Virginia deserves a real man. She always has. But she's an old-fashioned Catholic girl. Loyal. Always trying to cheer me up with little surprises.
I sometimes wonder if even I have pushed her past a saint's endurance.
The problem is, I don't know how much I care about that either.
23 DEC 81
The doctor has started me on medication for this thing. I doubt that I will feel its effect for some time. Not until the end of the millennium.
18 FEB 82
I do believe the medication is beginning to work. It's been seven weeks now. I'm glad I agreed to take that "rest" over the winter break. The place wasn't too bad - no padded walls! Really, the staff was first rate. I should write a letter to the CEO. Will add it to my list.
Thank god the new students are eager and trusting. I may live through another semester.
6 MARCH 82
When I awoke this morning I went to the window and opened it and breathed in the chilly air. The lilac bush, the one I planted for Judith when she was born, was showing its first buds, and I smiled remembering that and thinking what a big girl she's become.
When was the last time I smiled - 1942? Well, perhaps not that long, but a long time.
It's been a very long, cold winter.
9 MARCH 82
Shelly, one of my brightest students, was very kind to me today. Such a lovely girl.

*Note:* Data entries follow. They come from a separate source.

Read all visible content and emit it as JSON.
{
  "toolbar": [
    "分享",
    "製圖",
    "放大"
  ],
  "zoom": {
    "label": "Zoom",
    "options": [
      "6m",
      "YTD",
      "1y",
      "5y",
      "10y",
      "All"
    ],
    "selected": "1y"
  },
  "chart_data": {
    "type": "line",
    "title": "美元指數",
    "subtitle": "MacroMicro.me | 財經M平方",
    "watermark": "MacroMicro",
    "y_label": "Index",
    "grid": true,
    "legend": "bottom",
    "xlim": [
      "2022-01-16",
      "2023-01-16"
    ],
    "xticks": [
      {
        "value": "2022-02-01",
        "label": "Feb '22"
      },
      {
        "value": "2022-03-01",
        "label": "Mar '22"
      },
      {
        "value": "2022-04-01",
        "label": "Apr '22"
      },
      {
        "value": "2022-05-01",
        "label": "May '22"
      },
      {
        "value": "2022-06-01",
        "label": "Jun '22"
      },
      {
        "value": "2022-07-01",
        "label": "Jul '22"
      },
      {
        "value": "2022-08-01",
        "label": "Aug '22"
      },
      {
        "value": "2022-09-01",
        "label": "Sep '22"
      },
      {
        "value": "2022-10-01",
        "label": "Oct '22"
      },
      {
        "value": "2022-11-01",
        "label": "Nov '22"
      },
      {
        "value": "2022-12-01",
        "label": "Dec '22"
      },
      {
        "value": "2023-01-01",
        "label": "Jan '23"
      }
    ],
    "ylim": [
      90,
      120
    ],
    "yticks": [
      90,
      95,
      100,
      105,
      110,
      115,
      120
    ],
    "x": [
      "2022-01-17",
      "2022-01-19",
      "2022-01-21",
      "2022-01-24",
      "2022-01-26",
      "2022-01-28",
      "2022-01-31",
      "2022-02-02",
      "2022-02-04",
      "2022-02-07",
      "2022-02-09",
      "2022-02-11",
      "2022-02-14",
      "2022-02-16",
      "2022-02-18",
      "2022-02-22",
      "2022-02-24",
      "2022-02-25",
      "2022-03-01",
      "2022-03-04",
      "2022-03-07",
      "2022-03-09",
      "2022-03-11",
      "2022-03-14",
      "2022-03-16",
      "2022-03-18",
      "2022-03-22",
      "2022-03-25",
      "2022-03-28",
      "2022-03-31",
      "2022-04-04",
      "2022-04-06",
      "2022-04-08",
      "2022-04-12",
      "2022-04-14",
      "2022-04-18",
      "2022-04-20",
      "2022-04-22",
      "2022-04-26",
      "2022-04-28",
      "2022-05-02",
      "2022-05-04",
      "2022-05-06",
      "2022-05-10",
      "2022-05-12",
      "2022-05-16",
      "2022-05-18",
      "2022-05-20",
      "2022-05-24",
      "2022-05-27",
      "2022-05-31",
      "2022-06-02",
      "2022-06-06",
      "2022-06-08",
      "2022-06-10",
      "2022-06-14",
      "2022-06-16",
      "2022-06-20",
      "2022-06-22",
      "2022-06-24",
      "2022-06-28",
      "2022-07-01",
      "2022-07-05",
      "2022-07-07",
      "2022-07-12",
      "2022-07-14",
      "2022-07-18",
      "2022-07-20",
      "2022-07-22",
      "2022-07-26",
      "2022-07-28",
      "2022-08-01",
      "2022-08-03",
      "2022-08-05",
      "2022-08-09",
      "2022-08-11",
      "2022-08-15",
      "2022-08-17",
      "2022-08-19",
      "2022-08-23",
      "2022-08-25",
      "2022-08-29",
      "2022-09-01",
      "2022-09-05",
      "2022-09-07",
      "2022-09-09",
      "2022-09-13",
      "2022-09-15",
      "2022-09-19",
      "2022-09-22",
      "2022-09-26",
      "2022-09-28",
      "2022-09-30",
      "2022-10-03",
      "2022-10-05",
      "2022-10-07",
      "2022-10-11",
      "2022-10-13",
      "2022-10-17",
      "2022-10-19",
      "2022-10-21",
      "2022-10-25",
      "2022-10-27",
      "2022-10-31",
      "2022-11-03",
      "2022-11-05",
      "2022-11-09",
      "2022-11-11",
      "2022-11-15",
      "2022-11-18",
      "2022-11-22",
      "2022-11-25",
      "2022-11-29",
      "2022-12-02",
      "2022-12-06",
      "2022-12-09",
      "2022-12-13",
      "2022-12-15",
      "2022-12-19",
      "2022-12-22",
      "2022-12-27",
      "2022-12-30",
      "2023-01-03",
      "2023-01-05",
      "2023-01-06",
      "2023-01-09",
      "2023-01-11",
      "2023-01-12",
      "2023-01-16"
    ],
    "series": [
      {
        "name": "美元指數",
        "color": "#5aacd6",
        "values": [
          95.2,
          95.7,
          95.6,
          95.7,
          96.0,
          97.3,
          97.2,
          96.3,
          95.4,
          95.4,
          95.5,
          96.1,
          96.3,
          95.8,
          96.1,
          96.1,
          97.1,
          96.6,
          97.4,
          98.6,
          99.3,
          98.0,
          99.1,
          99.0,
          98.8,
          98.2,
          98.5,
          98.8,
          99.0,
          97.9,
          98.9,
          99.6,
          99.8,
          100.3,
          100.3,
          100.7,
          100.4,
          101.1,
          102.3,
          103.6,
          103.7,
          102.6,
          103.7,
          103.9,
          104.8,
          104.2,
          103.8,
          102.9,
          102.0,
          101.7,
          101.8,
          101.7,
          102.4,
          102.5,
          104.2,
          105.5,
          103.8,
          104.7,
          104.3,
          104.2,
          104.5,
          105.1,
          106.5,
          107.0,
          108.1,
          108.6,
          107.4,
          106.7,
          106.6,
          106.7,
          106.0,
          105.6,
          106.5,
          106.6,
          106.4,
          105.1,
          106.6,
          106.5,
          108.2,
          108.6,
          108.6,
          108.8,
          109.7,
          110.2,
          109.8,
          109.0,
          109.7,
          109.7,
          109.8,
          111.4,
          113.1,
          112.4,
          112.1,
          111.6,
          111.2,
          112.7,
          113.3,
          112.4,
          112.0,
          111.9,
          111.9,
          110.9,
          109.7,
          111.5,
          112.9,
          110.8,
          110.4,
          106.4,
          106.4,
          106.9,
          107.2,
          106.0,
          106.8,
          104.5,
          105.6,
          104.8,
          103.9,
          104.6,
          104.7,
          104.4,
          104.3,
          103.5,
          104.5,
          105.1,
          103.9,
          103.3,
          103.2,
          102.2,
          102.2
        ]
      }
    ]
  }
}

Such a divine, hourglass figure, I wished that I were a thousand grains of sand!
Now if only Billy could find a girl like that when he's a little older.
Shelly told me she thought I was looking less tired and she asked had I been ill. She was quite close to me when she asked. I was in my office chair, my eyes were at the level of her breasts. She was wearing a dangerously tight sweater and no bra. Such an earthy, unadorned beauty!
After she left, the exquisite curve of her breasts lingered in my thoughts like images on a developing plate. It was marvelous to feel desire again. Simply marvelous!
I do believe my evening lecture was rather good.
2 APRIL 82
Good days and bad, but isn't that par for the course with depression? I have low moments and flickers of joy. Yet and all, it's a damned bit better to be hopeful at least part of the day than gloomy the whole 24.
I pruned the rose bushes and gave them a good soaking - it's been a rather dry April. I hope we don't have another water shortage. I cut my finger on the thorns and didn't care. The blood was sweet when I sucked the wound.
My blood. Just like Christ, isn't it? Red and sweet. No wonder the early Christians threw rose pedals at His feet. They were red and sweet like His blood.
My life is full of thorns, but I'm alive at least. I've survived another winter. Alive and tenured, and perhaps not so complete a failure as I'd feared.